Pues no es poco, son ríos de dinero. Ese mismo dinero que cuesta explotar la mina la colosa en Cajamarca, los pozos petroleros en Colombia, el IVA, la subida de los ya excesivos impuestos para las empresas legales en Colombia.
La política está en crisis no porque elijamos gente que se corrompe, sino porque desde el principio llegan con dineros indebidos, debiendo favores.
No sirve no involucrarnos si queremos el cambio: mucho voto comprado va juicioso el día de elecciones en transporte puesto por el candidato a la mesa de votación. Corrupción elije corrupción democráticamente. La democracia funciona cuando la gente se involucra, cuando la persona indignada con los políticos de su país los castiga en las urnas, cuando trasciende su rechazo de publicaciones de Facebook al voto de opinión. En la ciudad musical de Colombia nos quedamos sin escenarios deportivos gracias al elefante blanco más grande que ha visto la ciudad.
Dramas como el anterior, que nos dejan sin las piscinas adecuadas para entrenar waterpolo, destruyen el complejo deportivo por excelencia de la ciudad, con más de 20 disciplinas afectadas;
pueden ser evitados. No votemos por el que más veces aparece en las cuñas radiales, las vallas del pueblo, el partido de fútbol o RCN y Caracol en general. Por votar por la gente que aparece ahí
es que elegimos corruptos: estar en esos espacios tantas veces, cuesta. Hoy en día, una buena parte de la población en Colombia tiene acceso a internet gracias a la gran gestión del ex ministro de Tecnologías de la Información y comunicación Diego Molano Vega. Y es precisamente a través de “San Google” que podemos quitarle todo el poder a la corrupción.
Los candidatos de opinión no tienen o gastan el dinero de los candidatos de maquinaria. Para ellos es demasiado costoso salir constantemente en los medios tradicionales o no digitales. Por eso cuidan bastante su presencia en internet.
Si queremos cambiar el país debemos dejar de hacerle caso a la propaganda, a la encuesta, al debate televisado y sentarnos en frente del celular o computador y buscar cuantos candidatos se han lanzado por puesto y cuáles son los mejores.

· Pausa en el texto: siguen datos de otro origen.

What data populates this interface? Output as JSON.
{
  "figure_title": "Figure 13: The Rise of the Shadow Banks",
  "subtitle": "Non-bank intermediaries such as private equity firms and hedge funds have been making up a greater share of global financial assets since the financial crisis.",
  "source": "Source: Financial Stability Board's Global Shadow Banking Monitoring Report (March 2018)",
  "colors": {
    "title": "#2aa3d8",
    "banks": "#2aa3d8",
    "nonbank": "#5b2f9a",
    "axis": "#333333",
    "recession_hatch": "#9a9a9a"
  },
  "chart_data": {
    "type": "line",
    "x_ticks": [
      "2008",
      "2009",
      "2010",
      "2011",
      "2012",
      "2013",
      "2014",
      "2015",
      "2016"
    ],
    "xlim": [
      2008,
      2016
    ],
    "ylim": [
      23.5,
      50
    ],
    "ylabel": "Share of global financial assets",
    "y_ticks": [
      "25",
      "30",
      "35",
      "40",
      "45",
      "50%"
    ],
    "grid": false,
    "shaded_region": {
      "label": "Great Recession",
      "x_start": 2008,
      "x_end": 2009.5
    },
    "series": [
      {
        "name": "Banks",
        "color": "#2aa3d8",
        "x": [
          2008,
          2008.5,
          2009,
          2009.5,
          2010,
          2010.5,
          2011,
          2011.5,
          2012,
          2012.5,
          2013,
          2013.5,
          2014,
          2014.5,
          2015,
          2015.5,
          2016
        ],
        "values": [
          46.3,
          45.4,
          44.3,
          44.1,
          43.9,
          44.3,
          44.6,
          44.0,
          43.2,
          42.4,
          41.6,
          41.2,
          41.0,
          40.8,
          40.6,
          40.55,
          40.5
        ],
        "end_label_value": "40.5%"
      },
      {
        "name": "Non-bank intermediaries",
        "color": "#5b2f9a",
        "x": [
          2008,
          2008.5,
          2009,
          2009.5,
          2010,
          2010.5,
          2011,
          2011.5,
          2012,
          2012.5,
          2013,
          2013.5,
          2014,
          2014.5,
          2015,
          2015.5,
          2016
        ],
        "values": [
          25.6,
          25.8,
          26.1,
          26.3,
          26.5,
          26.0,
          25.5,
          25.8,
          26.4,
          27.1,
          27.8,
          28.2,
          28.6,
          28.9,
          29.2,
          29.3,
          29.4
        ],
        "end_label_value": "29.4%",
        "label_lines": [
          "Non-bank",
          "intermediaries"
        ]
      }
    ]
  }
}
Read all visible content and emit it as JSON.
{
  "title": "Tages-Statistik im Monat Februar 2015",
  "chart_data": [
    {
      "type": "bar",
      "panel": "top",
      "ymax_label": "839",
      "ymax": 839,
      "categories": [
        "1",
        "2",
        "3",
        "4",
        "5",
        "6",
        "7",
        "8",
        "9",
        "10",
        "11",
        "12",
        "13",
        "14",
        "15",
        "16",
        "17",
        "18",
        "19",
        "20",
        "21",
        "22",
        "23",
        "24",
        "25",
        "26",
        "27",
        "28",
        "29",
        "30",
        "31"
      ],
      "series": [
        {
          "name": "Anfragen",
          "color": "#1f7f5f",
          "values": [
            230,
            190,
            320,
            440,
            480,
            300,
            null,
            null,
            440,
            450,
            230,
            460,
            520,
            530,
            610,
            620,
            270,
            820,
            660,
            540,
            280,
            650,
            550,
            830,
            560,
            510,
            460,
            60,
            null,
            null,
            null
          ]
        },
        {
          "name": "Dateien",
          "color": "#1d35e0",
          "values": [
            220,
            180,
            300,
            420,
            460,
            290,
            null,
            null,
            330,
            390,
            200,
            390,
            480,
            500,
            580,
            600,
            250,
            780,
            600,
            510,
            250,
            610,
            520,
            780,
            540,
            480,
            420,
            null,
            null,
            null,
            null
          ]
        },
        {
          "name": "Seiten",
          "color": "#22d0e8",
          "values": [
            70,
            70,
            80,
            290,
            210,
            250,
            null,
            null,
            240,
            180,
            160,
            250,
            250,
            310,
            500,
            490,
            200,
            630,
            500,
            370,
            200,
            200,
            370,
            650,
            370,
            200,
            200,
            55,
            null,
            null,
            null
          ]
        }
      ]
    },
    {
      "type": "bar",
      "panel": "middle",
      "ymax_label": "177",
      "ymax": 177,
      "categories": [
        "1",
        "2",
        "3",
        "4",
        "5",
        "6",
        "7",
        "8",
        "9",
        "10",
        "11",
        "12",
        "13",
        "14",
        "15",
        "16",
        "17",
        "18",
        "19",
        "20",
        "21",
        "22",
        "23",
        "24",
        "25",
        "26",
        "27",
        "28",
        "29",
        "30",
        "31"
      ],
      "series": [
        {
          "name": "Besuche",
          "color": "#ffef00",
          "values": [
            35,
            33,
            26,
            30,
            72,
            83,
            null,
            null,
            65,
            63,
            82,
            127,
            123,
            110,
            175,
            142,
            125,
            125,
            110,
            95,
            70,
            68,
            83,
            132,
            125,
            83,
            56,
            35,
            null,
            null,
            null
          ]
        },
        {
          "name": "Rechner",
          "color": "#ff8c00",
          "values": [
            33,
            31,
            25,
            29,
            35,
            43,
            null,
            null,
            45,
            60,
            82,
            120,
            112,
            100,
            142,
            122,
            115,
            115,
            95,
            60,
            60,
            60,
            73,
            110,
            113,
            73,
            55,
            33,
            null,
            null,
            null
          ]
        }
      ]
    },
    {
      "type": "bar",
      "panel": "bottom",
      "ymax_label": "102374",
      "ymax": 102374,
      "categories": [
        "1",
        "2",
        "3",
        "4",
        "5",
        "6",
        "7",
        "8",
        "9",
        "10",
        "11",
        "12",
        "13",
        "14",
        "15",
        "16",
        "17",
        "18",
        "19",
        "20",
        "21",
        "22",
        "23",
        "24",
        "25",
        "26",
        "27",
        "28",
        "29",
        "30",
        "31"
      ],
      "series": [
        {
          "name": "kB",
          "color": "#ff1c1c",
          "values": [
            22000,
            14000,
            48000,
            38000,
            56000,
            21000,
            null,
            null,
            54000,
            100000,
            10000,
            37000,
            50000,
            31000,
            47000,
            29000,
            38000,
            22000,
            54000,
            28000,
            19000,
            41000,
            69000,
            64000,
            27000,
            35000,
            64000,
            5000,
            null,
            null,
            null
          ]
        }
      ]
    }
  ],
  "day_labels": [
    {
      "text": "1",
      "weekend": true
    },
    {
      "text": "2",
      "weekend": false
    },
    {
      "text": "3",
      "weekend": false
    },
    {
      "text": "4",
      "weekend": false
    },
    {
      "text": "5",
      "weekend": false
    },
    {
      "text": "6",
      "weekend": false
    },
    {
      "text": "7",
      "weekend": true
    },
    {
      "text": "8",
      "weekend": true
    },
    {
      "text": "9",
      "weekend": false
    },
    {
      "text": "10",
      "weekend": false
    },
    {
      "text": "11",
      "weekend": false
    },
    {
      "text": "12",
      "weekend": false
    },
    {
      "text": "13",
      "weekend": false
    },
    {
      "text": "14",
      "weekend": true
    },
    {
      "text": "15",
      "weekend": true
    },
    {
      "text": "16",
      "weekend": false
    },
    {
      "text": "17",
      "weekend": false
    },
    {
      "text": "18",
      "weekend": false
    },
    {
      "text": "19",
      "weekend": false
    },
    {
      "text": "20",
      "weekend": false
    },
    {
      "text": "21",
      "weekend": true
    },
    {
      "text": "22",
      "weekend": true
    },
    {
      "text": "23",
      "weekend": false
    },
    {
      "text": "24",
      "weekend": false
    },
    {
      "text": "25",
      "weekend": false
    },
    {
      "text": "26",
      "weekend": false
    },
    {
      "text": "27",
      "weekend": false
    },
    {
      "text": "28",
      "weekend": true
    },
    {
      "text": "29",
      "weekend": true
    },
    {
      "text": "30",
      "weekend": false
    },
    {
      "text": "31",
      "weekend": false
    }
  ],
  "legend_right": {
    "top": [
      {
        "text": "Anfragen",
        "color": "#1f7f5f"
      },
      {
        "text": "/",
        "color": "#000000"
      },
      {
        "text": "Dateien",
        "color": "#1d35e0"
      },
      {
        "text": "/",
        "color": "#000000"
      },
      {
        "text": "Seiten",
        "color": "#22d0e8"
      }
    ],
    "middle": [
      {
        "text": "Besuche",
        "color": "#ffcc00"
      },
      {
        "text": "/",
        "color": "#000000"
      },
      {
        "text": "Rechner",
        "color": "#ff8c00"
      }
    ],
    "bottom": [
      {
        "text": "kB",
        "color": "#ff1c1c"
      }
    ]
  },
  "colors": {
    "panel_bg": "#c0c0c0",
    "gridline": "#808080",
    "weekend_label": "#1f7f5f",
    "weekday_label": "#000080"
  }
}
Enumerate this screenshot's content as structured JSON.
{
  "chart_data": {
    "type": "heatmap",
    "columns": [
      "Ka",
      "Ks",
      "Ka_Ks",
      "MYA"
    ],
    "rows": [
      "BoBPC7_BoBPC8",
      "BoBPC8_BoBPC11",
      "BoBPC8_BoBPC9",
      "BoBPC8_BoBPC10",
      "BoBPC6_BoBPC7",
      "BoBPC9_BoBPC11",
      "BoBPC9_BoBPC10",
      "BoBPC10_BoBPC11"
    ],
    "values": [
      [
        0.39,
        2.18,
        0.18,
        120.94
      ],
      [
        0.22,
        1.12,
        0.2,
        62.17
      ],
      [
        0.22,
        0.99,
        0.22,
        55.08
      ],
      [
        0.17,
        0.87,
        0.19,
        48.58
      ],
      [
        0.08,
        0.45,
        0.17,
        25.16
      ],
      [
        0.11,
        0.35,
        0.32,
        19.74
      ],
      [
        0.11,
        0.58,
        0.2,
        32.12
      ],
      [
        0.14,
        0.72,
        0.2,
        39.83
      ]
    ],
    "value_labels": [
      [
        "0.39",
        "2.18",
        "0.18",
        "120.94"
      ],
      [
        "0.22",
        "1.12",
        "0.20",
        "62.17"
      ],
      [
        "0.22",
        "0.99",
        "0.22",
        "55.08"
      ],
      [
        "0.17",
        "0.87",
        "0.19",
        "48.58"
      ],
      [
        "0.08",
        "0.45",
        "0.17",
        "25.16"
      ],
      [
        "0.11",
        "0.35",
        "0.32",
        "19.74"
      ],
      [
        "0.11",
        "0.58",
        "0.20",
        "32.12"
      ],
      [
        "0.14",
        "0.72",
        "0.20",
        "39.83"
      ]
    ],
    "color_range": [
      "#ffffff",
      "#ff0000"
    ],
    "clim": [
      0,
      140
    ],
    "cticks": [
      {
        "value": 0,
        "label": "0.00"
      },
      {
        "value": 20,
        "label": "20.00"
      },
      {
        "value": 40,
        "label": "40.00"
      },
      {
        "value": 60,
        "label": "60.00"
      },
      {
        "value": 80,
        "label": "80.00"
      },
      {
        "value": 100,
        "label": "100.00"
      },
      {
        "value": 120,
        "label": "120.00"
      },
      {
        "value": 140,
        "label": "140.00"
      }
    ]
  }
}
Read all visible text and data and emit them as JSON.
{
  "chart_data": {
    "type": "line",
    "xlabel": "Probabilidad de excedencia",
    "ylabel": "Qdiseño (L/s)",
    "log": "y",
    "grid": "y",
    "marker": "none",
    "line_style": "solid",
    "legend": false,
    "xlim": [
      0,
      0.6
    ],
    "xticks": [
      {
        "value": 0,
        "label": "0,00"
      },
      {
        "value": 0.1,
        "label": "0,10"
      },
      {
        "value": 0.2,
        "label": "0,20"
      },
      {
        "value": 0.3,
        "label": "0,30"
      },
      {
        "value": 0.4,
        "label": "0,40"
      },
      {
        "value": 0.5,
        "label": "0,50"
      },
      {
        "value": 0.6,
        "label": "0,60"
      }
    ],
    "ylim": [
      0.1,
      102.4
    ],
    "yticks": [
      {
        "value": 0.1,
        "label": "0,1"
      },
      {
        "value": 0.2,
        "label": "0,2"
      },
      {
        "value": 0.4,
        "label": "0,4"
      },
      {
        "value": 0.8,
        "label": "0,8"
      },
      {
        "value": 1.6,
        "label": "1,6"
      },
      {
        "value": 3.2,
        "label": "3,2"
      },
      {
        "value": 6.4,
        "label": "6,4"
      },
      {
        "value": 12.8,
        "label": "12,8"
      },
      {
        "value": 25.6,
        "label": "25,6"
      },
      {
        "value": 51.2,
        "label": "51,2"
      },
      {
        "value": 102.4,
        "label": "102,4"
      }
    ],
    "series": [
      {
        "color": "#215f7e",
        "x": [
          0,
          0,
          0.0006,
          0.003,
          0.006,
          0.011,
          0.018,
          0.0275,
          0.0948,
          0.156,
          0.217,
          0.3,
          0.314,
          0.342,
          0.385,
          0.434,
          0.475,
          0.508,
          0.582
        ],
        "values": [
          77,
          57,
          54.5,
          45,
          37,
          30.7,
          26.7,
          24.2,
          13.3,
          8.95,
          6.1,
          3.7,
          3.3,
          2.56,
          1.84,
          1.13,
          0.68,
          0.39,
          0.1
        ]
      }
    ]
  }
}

Además, el candidato de opinión no gasta millones en reuniones con refrigerios o entregando dinero a las personas. Por eso el consejo: reciban, pero no voten por ellos. El candidato de opinión es un hombre de Dios, por lo cual se siente algo distinto en él, es sincero al hablar, una persona que se puede quemar pero que no tiene afán de corromperse para llegar a las personas. El no busca estar en los medios para ser conocido, sino llegar al corazón. Algo que no se logra con la política tradicional de toda la vida.
Por eso te invito a pensar una política diferente, una política que está en crisis, donde la gente no cree en el tamal ni las noticias, donde todos los de opinión nos ponemos de acuerdo para castigar en las urnas los ríos de dinero. Es que el dinero de los impuestos es del pueblo, no del político.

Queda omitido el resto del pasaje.